# My Eclectus Parrots



## Lars K (Sep 12, 2007)

Took some shots of my New Guinea Eclectus Parrots.
They are 2 3/4 years old.


----------



## Snow1369 (Sep 12, 2007)

OHh i like it  hehe i have a male... Dmn nosiy though.


----------



## noidea (Sep 12, 2007)

oh so pretty i love the females colours but don't seem to see many around always the males. great looking birds. my pop breeds alexanderines and ringnecks, i've tried conning him into getting eclectus or black cockatoo's but he won't (bugger)


----------



## Lars K (Sep 12, 2007)

Thanks for the nice comments!!! 



Snow1369 said:


> OHh i like it  hehe i have a male... Dmn nosiy though.



Hehe, yes, indeed!!!


----------



## Miss B (Sep 12, 2007)

Wow Lars :shock:

They are beautiful! The bright colours are so cartoonish, they look awesome 

Is this a breeding pair?


----------



## scorps (Sep 12, 2007)

i hate it how you can have extic birds but not reps i no some poepel dont like exotics but i love em and would vote to alow them and keep them any day


----------



## Miss B (Sep 12, 2007)

Lars is in Germany.


----------



## crush the turtle (Sep 12, 2007)

yes im with u scorps, id liek to have some land turtles from america,,, nice birds, can they speak


----------



## nickamon (Sep 13, 2007)

Your parrots are so cute! 

Pssst...come to Australia, we have some cool birds here too.


----------



## Erin_Jane (Sep 13, 2007)

Wow!! What gorgeous birds!!!


----------



## snakeman 93 (Sep 13, 2007)

they are beautiful but what about the snakes since your from germany


----------



## dragozz (Sep 13, 2007)

The female is not over 2 years but, she looks like a baby from the beak colour... How old is she? How much do they go for in Germany?


----------



## Lars K (Sep 13, 2007)

Thank you all for the nice comments!!!   

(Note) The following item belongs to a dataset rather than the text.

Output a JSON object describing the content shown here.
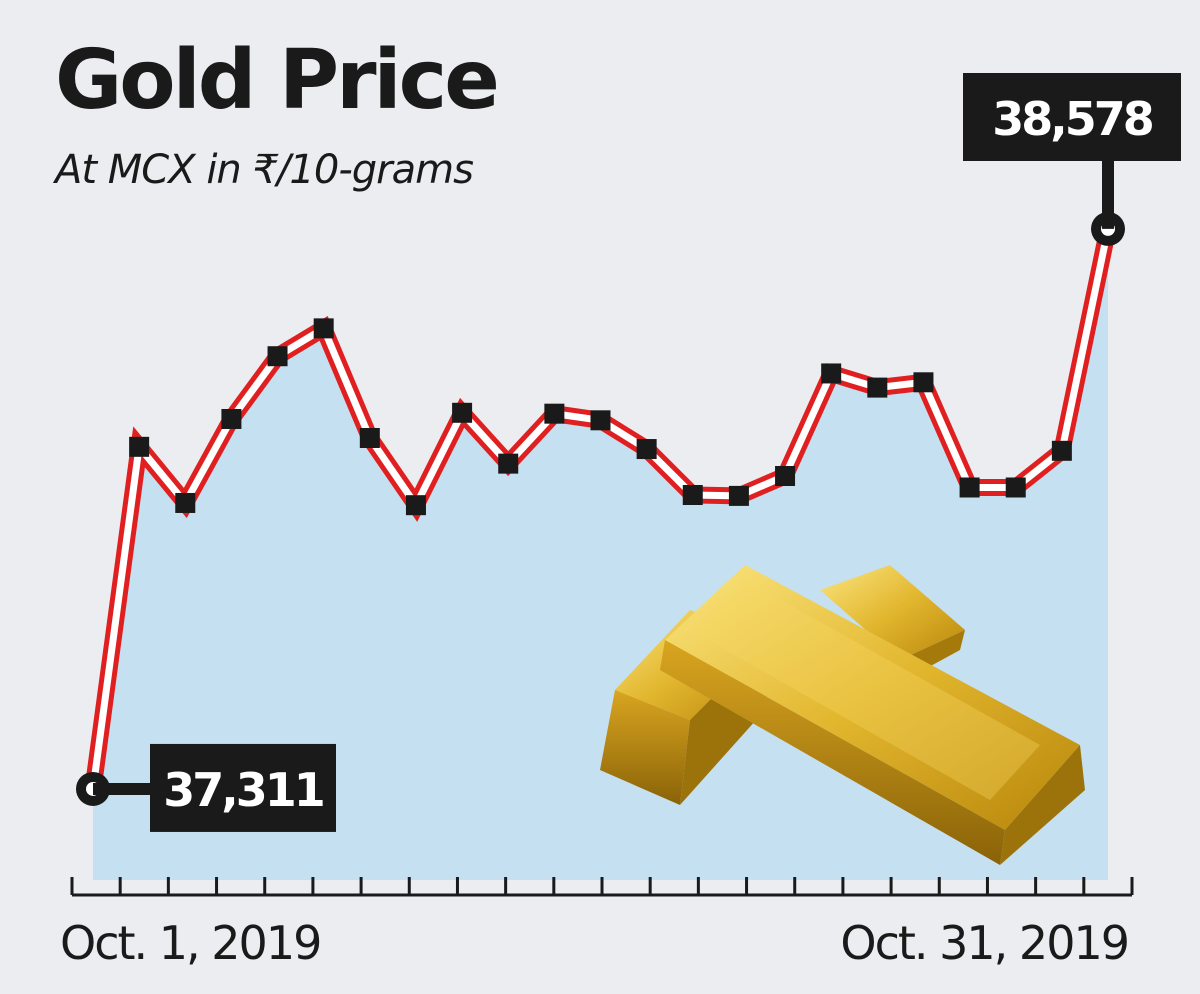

> Is this a breeding pair?



No, and I don't have a "breeding licence".



> can they speak?



No, but they can whistle and make many funny noises!



> Pssst...come to Australia, we have some cool birds here too.

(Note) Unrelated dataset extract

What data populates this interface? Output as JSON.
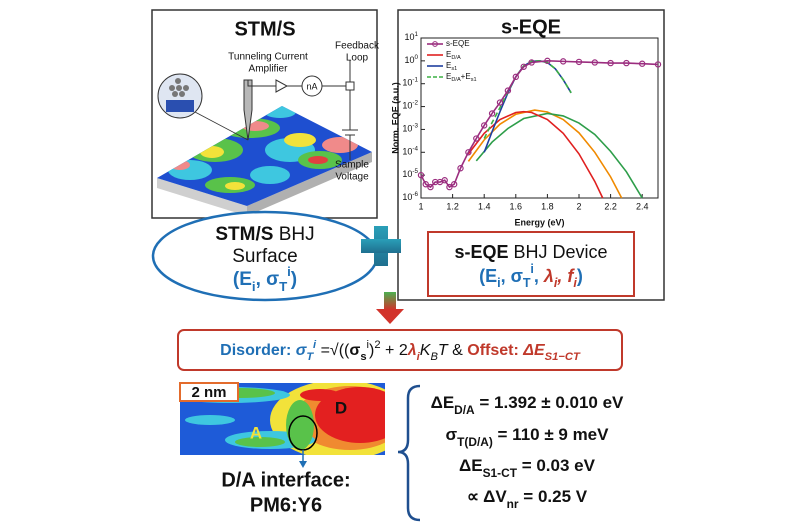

Hehe, yes, I would love to come to Australia and discover all 
the beauty of this continent!!!! 



> what about the snakes since your from germany



Well, I kept many snakes in the past.
At the moment I've only got Morelia bredli, Morelia spilota cheynei, 
Lampropeltis alterna "blairi", Thamnophis sirtalis tetrataenia and 
Lampropeltis pyromelana pyromelana.



> she looks like a baby from the beak colour... How old is she?



Yes, I know this is very weird!
She's 2 3/4 years now and the color change is very very slow.



> How much do they go for in Germany?



Well, you can get them now for about 880 Australian Dollars.
That's the cheapest price here. 
And then up to 1.300 $.


----------



## =bECS= (Sep 21, 2007)

your male looks almost identical to my boy 'peanut'. (my 4yr old son named him)
he is still a baby, ive only just finished weaning him!!!!
he has the same cheeky look as yours, but a little bit more black on his beak and red on his sides.

does yours scream for attention whenever you walk past or say hello??


----------



## Joshua VW (Sep 22, 2007)

They look beautiful, I love parrots. 
My family has a cockatiel and he gives the same curious look when you take pictures of him.


----------